Frederick P. James and Julia James Butterfield
Patrons perusing the library's collection of audio books might look up and notice the benevolent face of a nineteen-century gentleman gazing down at them. That’s Mr. Frederick P. James, a Deerfield native, whose childhood home used to stand nearly opposite the Tilton cemetery on Nottingham Road.
Mr. James used his talents well, entered the business world in New York and amassed a sizeable fortune. He made his home on 5th Avenue in the City, with a second home in Craigside, a beautiful place on the Hudson fifty miles north of New York City. But with all his success, he did not forget his old home town.
One of the most lasting contributions he made was the establishment of the first public library in Deerfield, located upstairs in the Town Hall. Choosing John D. Philbrick (see June Communicator) as his agent, he provided the sum of $1000 which Philbrick used to buy the books and set up the library. James also generously endowed the students of Deerfield, providing $5,000 to build the No. 6 school in 1873 on Nottingham Road. It was one of the finest of Deerfield’s 15 original schoolhouses. (Eventually it fell into disrepair and, as the school districts consolidated, was taken down.)
Frederick P. James died in 1884, and his widow, Julia James married the distinguished Civil War general, Daniel Butterfield. It was she who agreed to donate half the cost of building the Soldier’s Memorial on the condition that the Women’s Relief Corps raise the other half. In 1914, this ambition was realized, and the building was dedicated. The Philbrick-James Library shared the space with the Women’s Relief Corps, and the building was used for public benefit, a place for various organizations to meet. In the years that followed, the library’s collection grew to take over the building.

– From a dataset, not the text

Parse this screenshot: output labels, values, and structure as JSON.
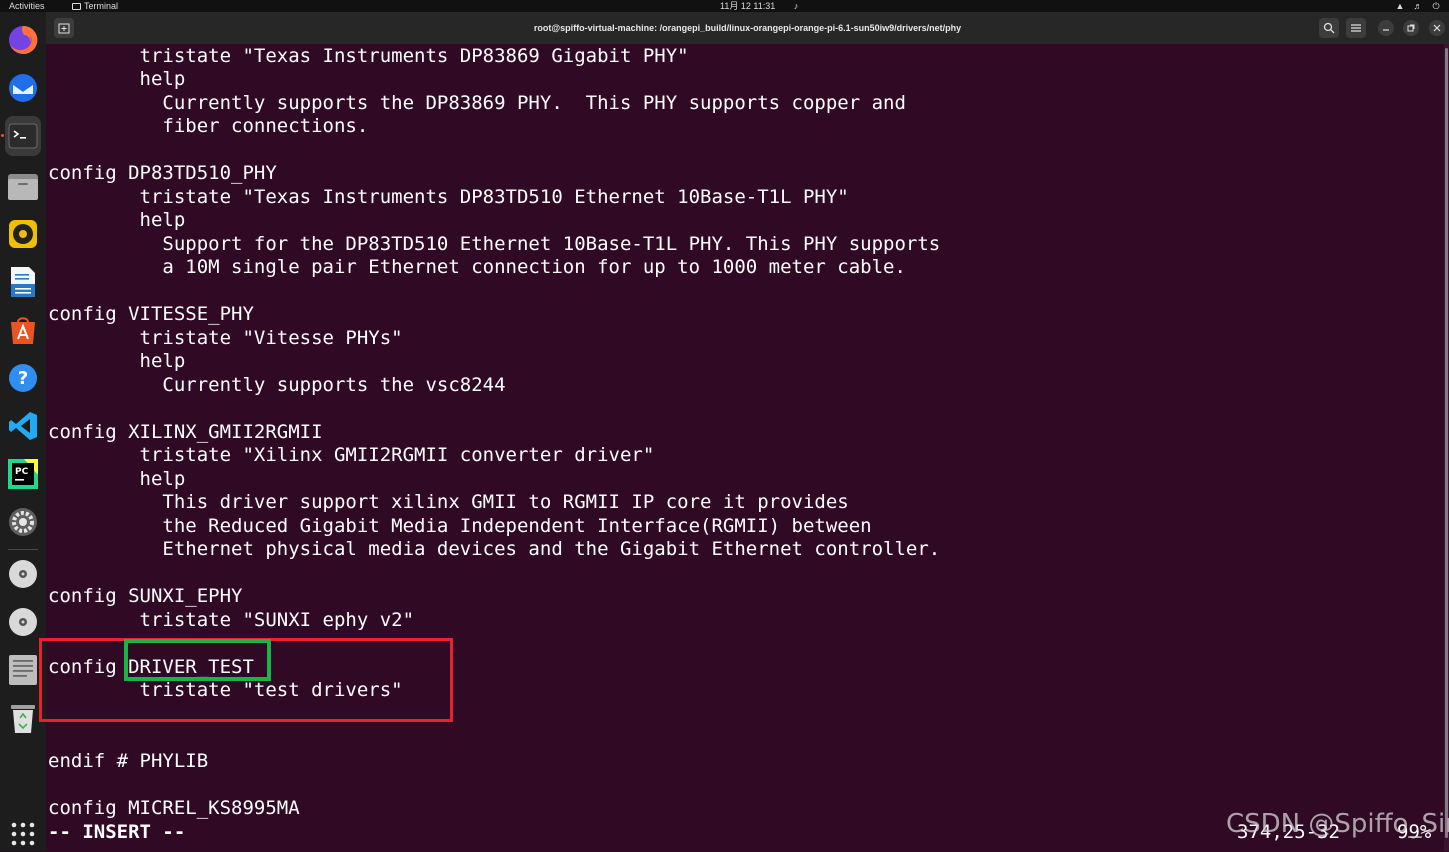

Many of the books in that original collection bear the names and bookplates of F.P. James, and John D. Philbrick, as well as those of Julia James Butterfield and Daniel Butterfield; Julia Butterfield willed all her books to the Philbrick-James Library. Many of those original volumes have survived, and have returned to the place where they started, upstairs in the Town Hall. They are now a part of the collection of the Deerfield Historical Society and are shelved in their museum in the same room where the library once was.
As always, I am indebted to the research of town historian Joanne Wasson for much of the information in this article.